People in non-traditional jobs judged more harshly

“The reason I got interested is, there was so much talk about race and gender barriers being broken,” said Victoria Brescoll, psychology scientist at Yale University, who led the study.

Brescoll suspected that people who have a job not normally associated with their gender would be under closer scrutiny and more likely to get in trouble for mistakes, reports the journal Psychological Science.

“Any mistakes that they make, even very minor ones, could be magnified and seen as even greater mistakes,” she said.Brescoll and colleagues, Erica Dawson and Eric Luis Uhlmann, came up with a list of high-status jobs that are normally held by one gender or the other, a statement by the university said.

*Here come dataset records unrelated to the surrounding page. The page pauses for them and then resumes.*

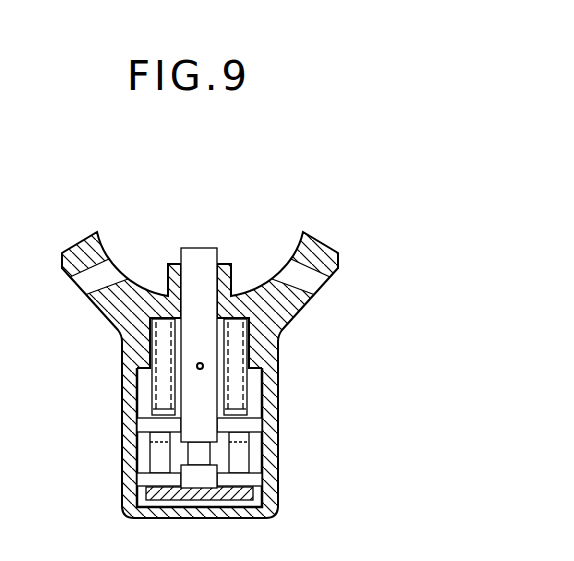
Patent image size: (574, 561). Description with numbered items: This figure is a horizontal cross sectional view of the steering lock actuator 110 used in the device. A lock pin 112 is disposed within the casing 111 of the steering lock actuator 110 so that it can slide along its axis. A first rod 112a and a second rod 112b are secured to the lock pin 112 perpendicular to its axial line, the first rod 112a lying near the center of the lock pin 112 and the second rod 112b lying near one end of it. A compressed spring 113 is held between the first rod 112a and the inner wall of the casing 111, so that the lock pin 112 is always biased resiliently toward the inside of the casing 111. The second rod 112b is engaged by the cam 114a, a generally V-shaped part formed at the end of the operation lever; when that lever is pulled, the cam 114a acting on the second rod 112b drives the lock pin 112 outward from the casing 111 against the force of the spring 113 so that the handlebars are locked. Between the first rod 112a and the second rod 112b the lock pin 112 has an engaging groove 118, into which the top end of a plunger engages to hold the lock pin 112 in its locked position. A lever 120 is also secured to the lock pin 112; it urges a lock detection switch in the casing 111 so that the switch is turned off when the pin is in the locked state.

The steering lock actuator 110 is at (402, 305).
The casing 111 is at (279, 396).
The lock pin 112 is at (196, 255).
The first rod 112a is at (140, 424).
The second rod 112b is at (140, 479).
The compressed spring 113 is at (152, 388).
The cam 114a is at (155, 458).
The engaging groove 118 is at (204, 464).
The lever 120 is at (203, 367).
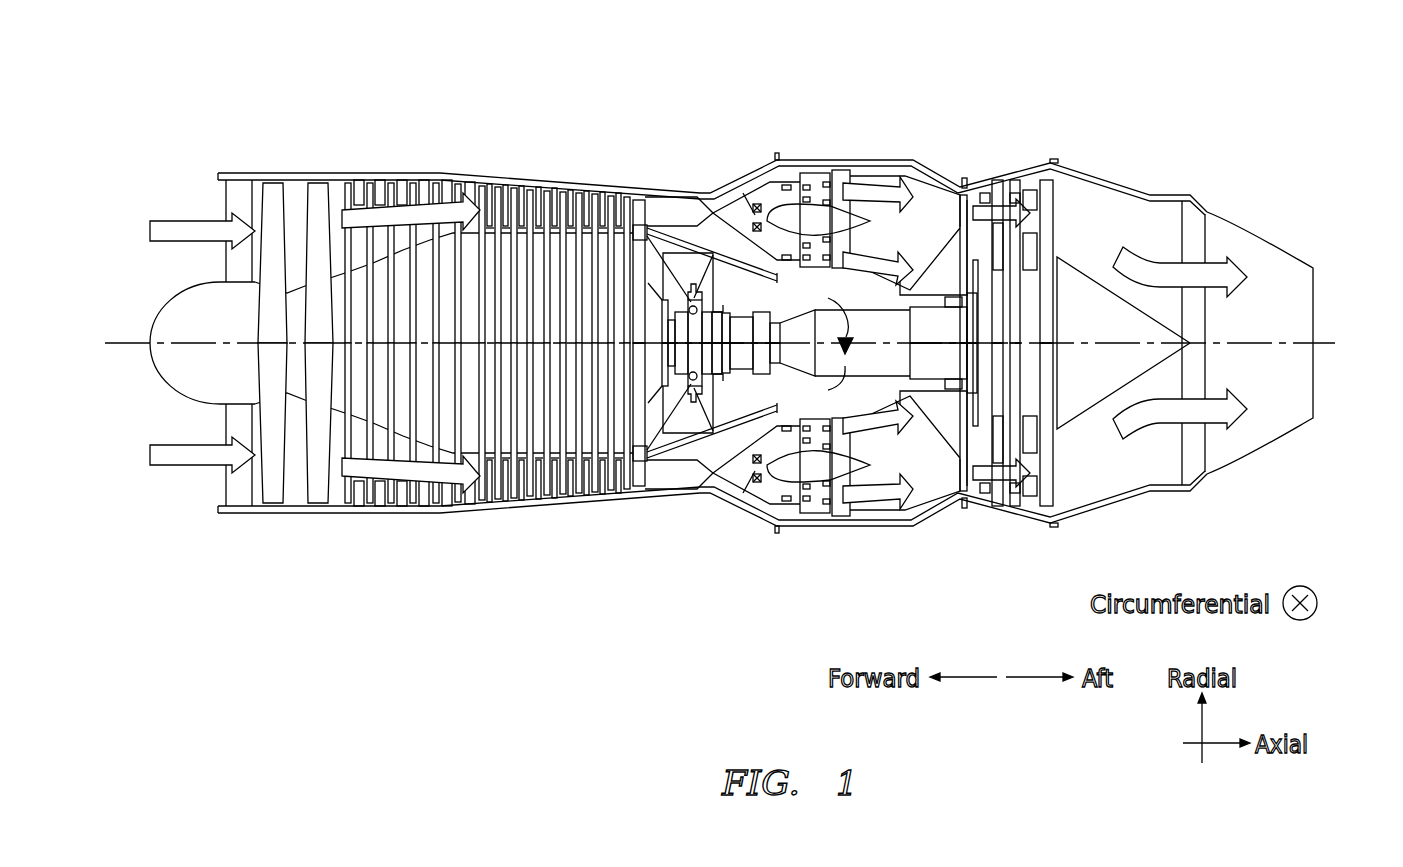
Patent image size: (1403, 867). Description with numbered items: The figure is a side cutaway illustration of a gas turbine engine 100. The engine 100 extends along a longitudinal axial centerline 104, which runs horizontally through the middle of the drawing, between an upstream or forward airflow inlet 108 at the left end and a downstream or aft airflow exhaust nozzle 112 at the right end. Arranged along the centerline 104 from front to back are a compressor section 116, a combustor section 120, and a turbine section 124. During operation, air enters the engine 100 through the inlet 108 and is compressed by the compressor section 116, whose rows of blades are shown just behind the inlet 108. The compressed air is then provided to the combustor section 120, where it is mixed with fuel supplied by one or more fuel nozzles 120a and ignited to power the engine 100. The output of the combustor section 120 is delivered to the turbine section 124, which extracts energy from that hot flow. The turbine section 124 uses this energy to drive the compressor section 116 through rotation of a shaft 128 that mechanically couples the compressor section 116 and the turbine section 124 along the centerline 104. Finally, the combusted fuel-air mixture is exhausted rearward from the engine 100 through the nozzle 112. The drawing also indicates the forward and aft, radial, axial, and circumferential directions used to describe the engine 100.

The engine 100 is at (1258, 172).
The longitudinal axial centerline 104 is at (1352, 362).
The airflow inlet 108 is at (230, 480).
The airflow exhaust nozzle 112 is at (1160, 490).
The compressor section 116 is at (498, 493).
The combustor section 120 is at (725, 473).
The fuel nozzle 120a is at (768, 488).
The turbine section 124 is at (993, 383).
The shaft 128 is at (868, 380).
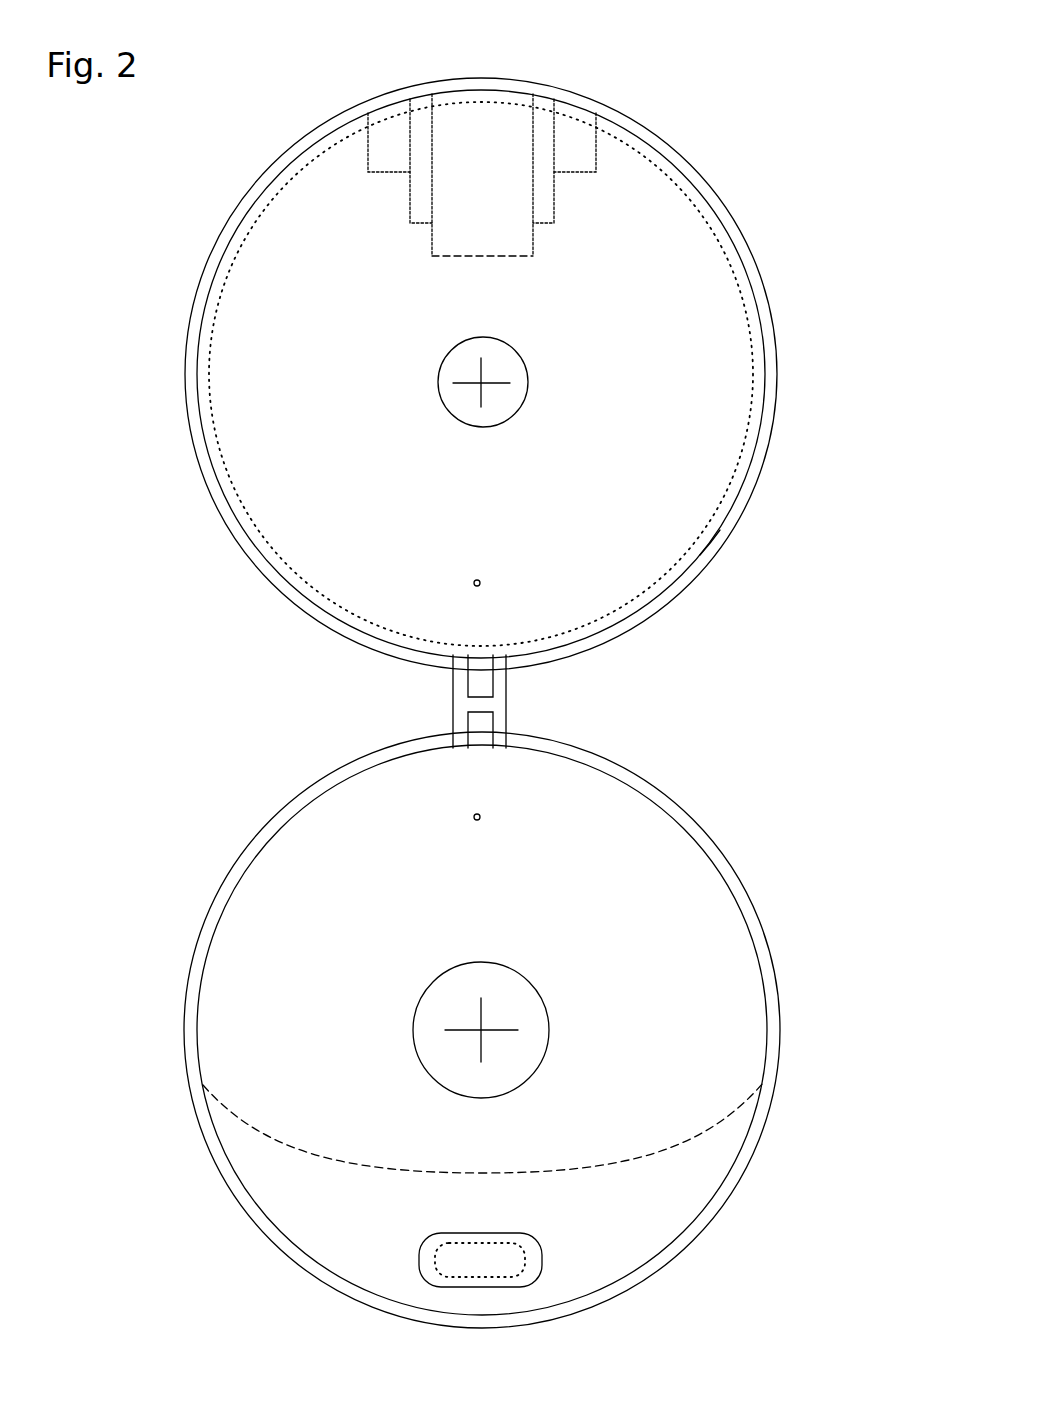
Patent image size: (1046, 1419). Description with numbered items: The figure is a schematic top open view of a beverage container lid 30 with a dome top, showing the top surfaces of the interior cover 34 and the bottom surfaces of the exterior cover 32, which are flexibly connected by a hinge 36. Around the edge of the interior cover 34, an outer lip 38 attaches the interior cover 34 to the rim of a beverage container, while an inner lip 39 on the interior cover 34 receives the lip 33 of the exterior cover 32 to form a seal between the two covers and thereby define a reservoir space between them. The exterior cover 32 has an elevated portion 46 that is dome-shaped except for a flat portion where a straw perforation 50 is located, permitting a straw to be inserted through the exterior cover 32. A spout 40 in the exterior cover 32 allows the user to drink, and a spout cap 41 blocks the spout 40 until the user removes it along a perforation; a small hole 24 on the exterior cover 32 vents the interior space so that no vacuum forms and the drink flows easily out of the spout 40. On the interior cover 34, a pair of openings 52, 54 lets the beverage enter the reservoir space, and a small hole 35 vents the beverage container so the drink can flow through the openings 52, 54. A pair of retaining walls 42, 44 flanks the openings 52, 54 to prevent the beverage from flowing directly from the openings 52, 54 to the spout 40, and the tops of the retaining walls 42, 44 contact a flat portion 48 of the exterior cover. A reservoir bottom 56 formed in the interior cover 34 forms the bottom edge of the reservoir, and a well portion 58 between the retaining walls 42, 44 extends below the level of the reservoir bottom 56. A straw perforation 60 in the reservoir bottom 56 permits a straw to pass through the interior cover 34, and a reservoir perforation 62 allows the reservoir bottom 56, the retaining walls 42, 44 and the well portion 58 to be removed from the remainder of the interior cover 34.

The small hole 24 is at (474, 815).
The beverage container lid 30 is at (780, 118).
The exterior cover 32 is at (685, 1029).
The lip 33 is at (771, 945).
The interior cover 34 is at (641, 489).
The small hole 35 is at (480, 585).
The hinge 36 is at (500, 702).
The outer lip 38 is at (772, 432).
The inner lip 39 is at (718, 532).
The spout 40 is at (428, 1262).
The spout cap 41 is at (513, 1262).
The retaining wall 42 is at (424, 120).
The retaining wall 44 is at (541, 128).
The elevated portion 46 is at (327, 942).
The flat portion 48 is at (627, 1220).
The straw perforation 50 is at (483, 1028).
The opening 52 is at (387, 127).
The opening 54 is at (577, 135).
The reservoir bottom 56 is at (310, 415).
The well portion 58 is at (476, 135).
The straw perforation 60 is at (470, 387).
The reservoir perforation 62 is at (745, 292).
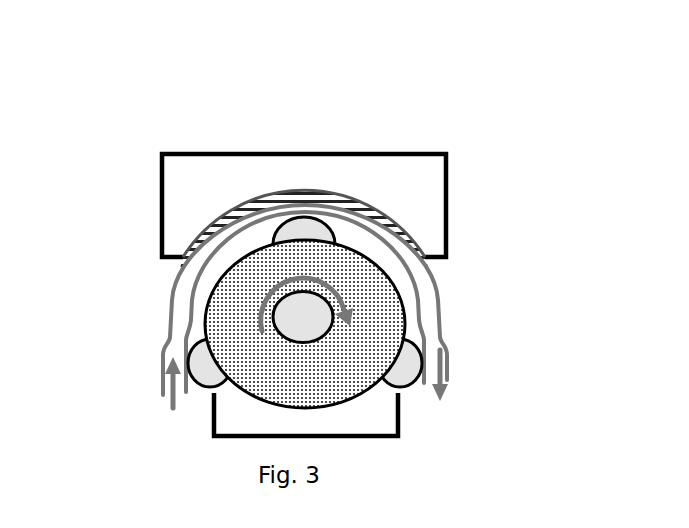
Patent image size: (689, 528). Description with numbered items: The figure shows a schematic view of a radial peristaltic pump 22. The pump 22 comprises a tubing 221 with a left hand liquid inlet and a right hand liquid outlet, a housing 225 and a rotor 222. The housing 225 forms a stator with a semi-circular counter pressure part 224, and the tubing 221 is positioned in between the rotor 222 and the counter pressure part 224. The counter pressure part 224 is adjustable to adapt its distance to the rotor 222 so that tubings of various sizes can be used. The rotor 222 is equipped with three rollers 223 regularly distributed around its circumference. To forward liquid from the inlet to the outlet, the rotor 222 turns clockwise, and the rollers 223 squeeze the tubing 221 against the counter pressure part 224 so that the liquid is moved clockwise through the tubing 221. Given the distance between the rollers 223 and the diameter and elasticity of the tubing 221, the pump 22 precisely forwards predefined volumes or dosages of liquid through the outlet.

This was easy for men, but actually quite difficult for women; the one they came up with was the president of a woman's college.

About 200 volunteers read a scenario in which either a police chief or a women's college president made a mistake - not sending enough police officers (or campus security officers) to respond to a protest.

The gender of the police chief or college president varied and different people read different texts. Then they were asked how they judged the person who made the mistake. People who were the non-stereotypical gender were judged more harshly - the volunteers saw them as less competent and deserving of less status. The same was true in other tests with a female chief executive officer of an aerospace engineering firm and a chief judge.